As a senior part of the 2015 graduating class of this world class high school, I should give the underclass some advice, right? 

Go to class. It will save you a million heartaches when they call you into the attendance office to give you that friendly reminder that you have 87 attendance schools that need to be done by may 22nd.

Do your homework. It doesn't matter if it's 3pm or 3am, just get it done, and you will reap the benefits. 

Don't let people walk all over you. It's better to be "that bitch" who always speaks her mind and gives an opinion than a stepping stone for everyone else. 

Boys in high school ARE NOT WORTH IT LADIES. There's gonna be like one in a hundred that may be worth your time, and believe me, it takes a lot of time to find him. If you ever find yourself blowing off your friends for him, or fighting with your parents because of him, just drop him. (Boys, this can apply to you too)

It's okay to be alone. It's okay to feel sad. Don't let your parents or a therapist or anyone tell you different. 

If you need help, PLEASE ASK FOR IT. I would've never been able to get through depression or an eating disorder if I didn't ask for help. It's scary, but it's worth it. 

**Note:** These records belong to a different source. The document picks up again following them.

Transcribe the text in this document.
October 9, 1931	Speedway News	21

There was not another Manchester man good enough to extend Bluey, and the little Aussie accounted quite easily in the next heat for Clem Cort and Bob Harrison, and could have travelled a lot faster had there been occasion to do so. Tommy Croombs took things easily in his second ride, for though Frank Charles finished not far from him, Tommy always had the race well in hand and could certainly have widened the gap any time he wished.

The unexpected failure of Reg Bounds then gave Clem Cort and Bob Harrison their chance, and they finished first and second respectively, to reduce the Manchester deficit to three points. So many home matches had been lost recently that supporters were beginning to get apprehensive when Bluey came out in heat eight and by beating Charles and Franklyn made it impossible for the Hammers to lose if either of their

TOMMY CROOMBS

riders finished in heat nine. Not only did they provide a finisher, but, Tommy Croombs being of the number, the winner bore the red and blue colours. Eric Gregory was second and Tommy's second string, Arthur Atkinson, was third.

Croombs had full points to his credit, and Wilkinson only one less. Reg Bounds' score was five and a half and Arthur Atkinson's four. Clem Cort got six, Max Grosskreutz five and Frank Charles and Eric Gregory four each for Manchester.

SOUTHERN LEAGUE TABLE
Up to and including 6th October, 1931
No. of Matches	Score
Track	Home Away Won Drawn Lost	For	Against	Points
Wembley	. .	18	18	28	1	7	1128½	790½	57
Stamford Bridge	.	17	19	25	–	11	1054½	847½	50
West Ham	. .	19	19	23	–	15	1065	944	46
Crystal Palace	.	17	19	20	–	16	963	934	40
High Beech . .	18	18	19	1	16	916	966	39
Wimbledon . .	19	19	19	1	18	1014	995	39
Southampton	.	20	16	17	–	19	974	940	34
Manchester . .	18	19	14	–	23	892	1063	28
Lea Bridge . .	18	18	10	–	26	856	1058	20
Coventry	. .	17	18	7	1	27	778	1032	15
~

Sometimes, you have to be your own biggest cheerleader. People may leave you or treat you poorly, but it isn't your fault, and better things await you. 

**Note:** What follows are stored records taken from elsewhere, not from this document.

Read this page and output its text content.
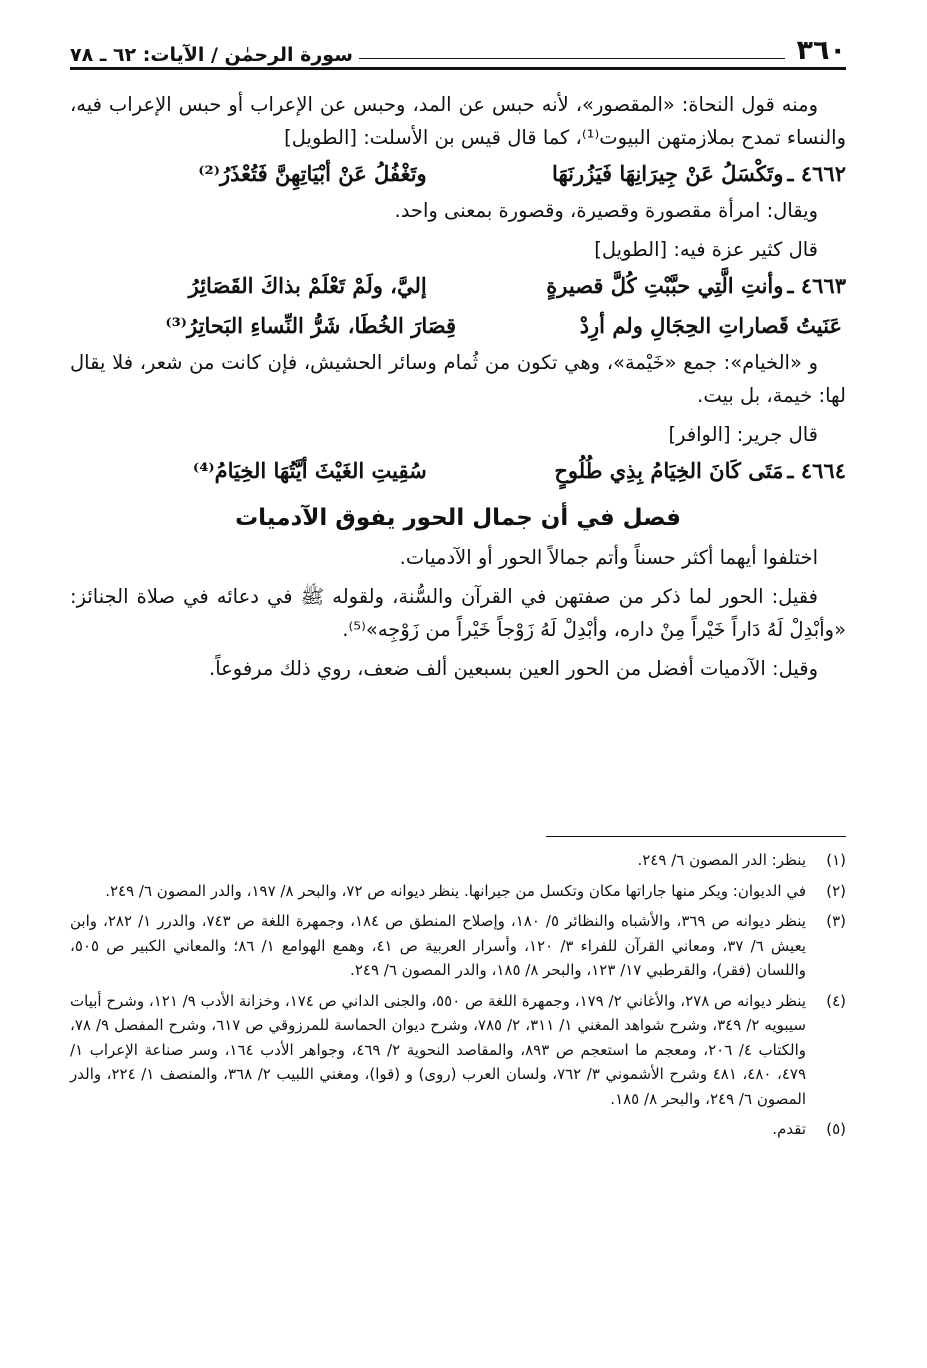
٣٦٠
سورة الرحمٰن / الآيات: ٦٢ ـ ٧٨

ومنه قول النحاة: «المقصور»، لأنه حبس عن المد، وحبس عن الإعراب أو حبس الإعراب فيه، والنساء تمدح بملازمتهن البيوت⁽¹⁾، كما قال قيس بن الأسلت: [الطويل]

٤٦٦٢ ـ
وتَكْسَلُ عَنْ جِيرَانِهَا فَيَزُرنَهَا
وتَغْفُلُ عَنْ أبْيَاتِهِنَّ فَتُعْذَرُ⁽²⁾

ويقال: امرأة مقصورة وقصيرة، وقصورة بمعنى واحد.

قال كثير عزة فيه: [الطويل]

٤٦٦٣ ـ
وأنتِ الَّتِي حبَّبْتِ كُلَّ قصيرةٍ
إليَّ، ولَمْ تَعْلَمْ بذاكَ القَصَائِرُ
عَنَيتُ قَصاراتِ الحِجَالِ ولم أرِدْ
قِصَارَ الخُطَا، شَرُّ النِّساءِ البَحاتِرُ⁽³⁾

و «الخيام»: جمع «خَيْمة»، وهي تكون من ثُمام وسائر الحشيش، فإن كانت من شعر، فلا يقال لها: خيمة، بل بيت.

قال جرير: [الوافر]

٤٦٦٤ ـ
مَتَى كَانَ الخِيَامُ بِذِي طُلُوحٍ
سُقِيتِ الغَيْثَ أيَّتُهَا الخِيَامُ⁽⁴⁾
فصل في أن جمال الحور يفوق الآدميات

اختلفوا أيهما أكثر حسناً وأتم جمالاً الحور أو الآدميات.

فقيل: الحور لما ذكر من صفتهن في القرآن والسُّنة، ولقوله ﷺ في دعائه في صلاة الجنائز: «وأبْدِلْ لَهُ دَاراً خَيْراً مِنْ داره، وأبْدِلْ لَهُ زَوْجاً خَيْراً من زَوْجِه»⁽⁵⁾.

وقيل: الآدميات أفضل من الحور العين بسبعين ألف ضعف، روي ذلك مرفوعاً.

(١)
ينظر: الدر المصون ٦/ ٢٤٩.
(٢)
في الديوان: ويكر منها جاراتها مكان وتكسل من جيرانها. ينظر ديوانه ص ٧٢، والبحر ٨/ ١٩٧، والدر المصون ٦/ ٢٤٩.
(٣)
ينظر ديوانه ص ٣٦٩، والأشباه والنظائر ٥/ ١٨٠، وإصلاح المنطق ص ١٨٤، وجمهرة اللغة ص ٧٤٣، والدرر ١/ ٢٨٢، وابن يعيش ٦/ ٣٧، ومعاني القرآن للفراء ٣/ ١٢٠، وأسرار العربية ص ٤١، وهمع الهوامع ١/ ٨٦؛ والمعاني الكبير ص ٥٠٥، واللسان (فقر)، والقرطبي ١٧/ ١٢٣، والبحر ٨/ ١٨٥، والدر المصون ٦/ ٢٤٩.
(٤)
ينظر ديوانه ص ٢٧٨، والأغاني ٢/ ١٧٩، وجمهرة اللغة ص ٥٥٠، والجنى الداني ص ١٧٤، وخزانة الأدب ٩/ ١٢١، وشرح أبيات سيبويه ٢/ ٣٤٩، وشرح شواهد المغني ١/ ٣١١، ٢/ ٧٨٥، وشرح ديوان الحماسة للمرزوقي ص ٦١٧، وشرح المفصل ٩/ ٧٨، والكتاب ٤/ ٢٠٦، ومعجم ما استعجم ص ٨٩٣، والمقاصد النحوية ٢/ ٤٦٩، وجواهر الأدب ١٦٤، وسر صناعة الإعراب ١/ ٤٧٩، ٤٨٠، ٤٨١ وشرح الأشموني ٣/ ٧٦٢، ولسان العرب (روى) و (قوا)، ومغني اللبيب ٢/ ٣٦٨، والمنصف ١/ ٢٢٤، والدر المصون ٦/ ٢٤٩، والبحر ٨/ ١٨٥.
(٥)
تقدم.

I may be graduating, but I still don't even know it all. But what I do know is, I found myself this year. I've never known a clearer picture of who I am or who I want to become, and that makes me so so happy. I've learned that my failures are just learning experiences. I've learned that knowledge is power, and discovered my new found respect for where I live and what I am able to do. I've learned that I love my family more than anything else, even when it seemed like I didn't. I've learned that losing childhood friends is hard, but it's part of growing up. I've learned that people are beautiful, and everyone doesn't have to be just like you to gain respect or friendship. I've learned that people are worth fighting for, and if you want something, there's actually nothing in your way from stopping you.

Thank you to Nelson and the entire CW2 class for creating an enviorment where people can just be themselves, after all, we are all writers. 

I wish each and everyone of you the best, whether it be going to school, starting a career, serving a mission, and one day, starting families of our own. 

Nelson, just keep doing you. 


2 comments:

  1. You are amazing! Thank you for sharing your writing with us. Keep being sassy lol.